Com Honoré, o cinema de butique abre uma nova filial, com outra roupagem, nova sensibilidade, porém a mesma lógica. Esse cinema conta com o apoio eventual da crítica, que às vezes aprova numa década justamente aquilo que combatia na década anterior. Apesar de moderninho, Honoré é um cineasta retrógrado, assim como a cinefilia que abastece é retrógrada, fundada na mesma lógica de sempre (a lógica do que é vistoso por fora e vazio por dentro). Honoré é o oposto extremo de Rozier, Pialat e Eustache. Aquele olhar direto, imediato, cortante, expressão sem filtro de um corpo-a-corpo com o mundo, é substituído em Honoré por um acolchoamento, um adoçante artificial da realidade. Nenhuma cena é direta, nenhum diálogo é frontal. Um homem telefona para a ex-mulher para discutir a relação e eles começam a cantar uma musiquinha cafona. Isso supostamente seria a expressão de uma certa “sensibilidade ao contemporâneo”. Acontece que, minimamente exigida, essa sensibilidade se mostra vulgar e rala, além de extremamente piegas. Honoré faz um cinema de lojinha de bric-à-brac, onde se pode comprar camisetas e ímãs de geladeira com ícones da Nouvelle Vague. É essa a profundidade de suas articulações de signos.

O modo como ele filma Paris é pura publicidade. Honoré só conhece o que é icônico. O que faz um publicitário quando precisa filmar o beijo de um casal, uma perseguição de carros ou uma esquina de Paris? Ele aluga três ou quatro filmes e vê como isso já foi feito antes. Ou então vê as outras publicidades que já abordaram o mesmo conteúdo. O que Honoré faz não é arqueologia de imagens. Muito menos Maneirismo – no Maneirismo não há essa frivolidade, há uma batalha, arbitrada pela inteligência (e aqui, obviamente, falo dos maneiristas de verdade), empreendida no intuito de encontrar a forma (já que ela não vem mais sem esforço, não se acha mais embutida nos conteúdos e nos materiais escolhidos pelo cineasta), livrá-la das forças paralisantes. O Maneirismo é o contrário da cinefilia pela metade. Honoré, portanto, é o contrário do Maneirismo. Ele é aquele triunfo da publicidade sobre o qual já falamos em outra ocasião.

De um cinema feito ao encontro do mundo (Adeus Philippine), passamos a um cinema feito ao abrigo do mundo (Em Paris, Canções de Amor). Todos no cinema de Honoré querem buscar afeto e refúgio nesse intervalo virtual entre a vida vivida e a vida fabulada, dilatar ao máximo esse interstício existencial onde é possível, por essa característica intervalar mesma, proteger-se do peso das coisas.
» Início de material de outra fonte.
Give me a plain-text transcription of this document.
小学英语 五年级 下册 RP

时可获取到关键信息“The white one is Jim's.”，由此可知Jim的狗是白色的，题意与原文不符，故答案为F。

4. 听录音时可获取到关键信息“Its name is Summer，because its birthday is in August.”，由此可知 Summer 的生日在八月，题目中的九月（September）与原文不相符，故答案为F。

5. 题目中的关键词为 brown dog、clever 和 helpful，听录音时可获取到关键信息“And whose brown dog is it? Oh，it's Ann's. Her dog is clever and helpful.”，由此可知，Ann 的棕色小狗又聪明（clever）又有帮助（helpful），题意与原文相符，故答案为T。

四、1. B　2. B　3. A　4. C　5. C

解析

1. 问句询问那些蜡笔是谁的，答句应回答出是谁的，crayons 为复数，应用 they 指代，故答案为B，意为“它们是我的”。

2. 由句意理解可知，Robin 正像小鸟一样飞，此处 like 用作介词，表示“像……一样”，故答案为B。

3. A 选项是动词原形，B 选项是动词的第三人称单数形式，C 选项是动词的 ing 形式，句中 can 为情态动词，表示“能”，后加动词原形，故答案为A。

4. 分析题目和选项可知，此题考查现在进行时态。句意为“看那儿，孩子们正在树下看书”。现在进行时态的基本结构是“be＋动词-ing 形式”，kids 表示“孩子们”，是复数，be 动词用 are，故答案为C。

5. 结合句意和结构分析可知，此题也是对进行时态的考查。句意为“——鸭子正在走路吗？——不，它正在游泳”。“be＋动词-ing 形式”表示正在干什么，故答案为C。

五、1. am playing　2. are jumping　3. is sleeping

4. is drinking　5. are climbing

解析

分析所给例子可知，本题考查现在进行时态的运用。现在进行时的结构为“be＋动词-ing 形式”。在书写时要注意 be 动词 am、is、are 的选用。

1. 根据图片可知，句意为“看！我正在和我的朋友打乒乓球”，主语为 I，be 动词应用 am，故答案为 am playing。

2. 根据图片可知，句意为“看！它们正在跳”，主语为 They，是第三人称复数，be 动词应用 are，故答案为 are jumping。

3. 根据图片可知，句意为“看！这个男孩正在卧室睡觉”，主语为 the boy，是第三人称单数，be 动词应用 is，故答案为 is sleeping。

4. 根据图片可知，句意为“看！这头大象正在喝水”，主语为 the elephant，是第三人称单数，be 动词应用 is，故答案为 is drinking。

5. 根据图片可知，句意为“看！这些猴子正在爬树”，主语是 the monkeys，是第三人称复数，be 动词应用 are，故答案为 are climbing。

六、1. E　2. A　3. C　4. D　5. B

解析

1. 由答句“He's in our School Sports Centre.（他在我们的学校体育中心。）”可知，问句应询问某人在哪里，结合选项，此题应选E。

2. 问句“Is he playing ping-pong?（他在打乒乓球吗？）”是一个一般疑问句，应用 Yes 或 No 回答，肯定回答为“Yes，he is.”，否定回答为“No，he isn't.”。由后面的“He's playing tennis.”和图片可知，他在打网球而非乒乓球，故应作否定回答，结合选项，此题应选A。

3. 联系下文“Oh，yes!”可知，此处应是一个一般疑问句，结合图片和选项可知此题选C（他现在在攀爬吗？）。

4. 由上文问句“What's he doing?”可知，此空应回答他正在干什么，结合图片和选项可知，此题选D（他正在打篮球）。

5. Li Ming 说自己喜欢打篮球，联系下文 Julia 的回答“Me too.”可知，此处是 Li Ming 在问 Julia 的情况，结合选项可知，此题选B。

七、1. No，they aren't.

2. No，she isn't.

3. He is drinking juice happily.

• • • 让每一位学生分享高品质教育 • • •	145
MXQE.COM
Divisão entre dois mundos, dois momentos da vida (quando se está casado, quando se está separado; quando ela era viva, quando ela é morta; quando se era criança, quando se é adulto), mas sem tormento que não seja contornável por uma fofurice – e, principalmente, sem gravidade. Afinal, para haver tormento e para se fazer presente a gravidade, é preciso que haja uma “trama das responsabilidades” (cf. Rivette, “Génie de Howard Hawks”) permeando os atos e, acima de tudo, que esses atos pertençam também ao mundo da matéria e das coisas práticas da vida – e não somente a uma abstração de linguagem. É exatamente o contrário disso o que acontece em Honoré. O substrato do drama não passa de um pretexto para firulas de decupagem e de sonorização (brincadeiras com o raccord, com voz off, com campo e contracampo, e por aí vai). Aqui sim podemos falar de uma mise en scène fácil. O final de Em Paris é das coisas mais regressistas da década. Um irmão lê uma historinha infantil para o outro, contida num livro que este lhe deu de presente de natal lá nos remotos tempos da paz pré-puberdade. Essa cena realiza a meta máxima de Honoré: um cinema bundinha de neném.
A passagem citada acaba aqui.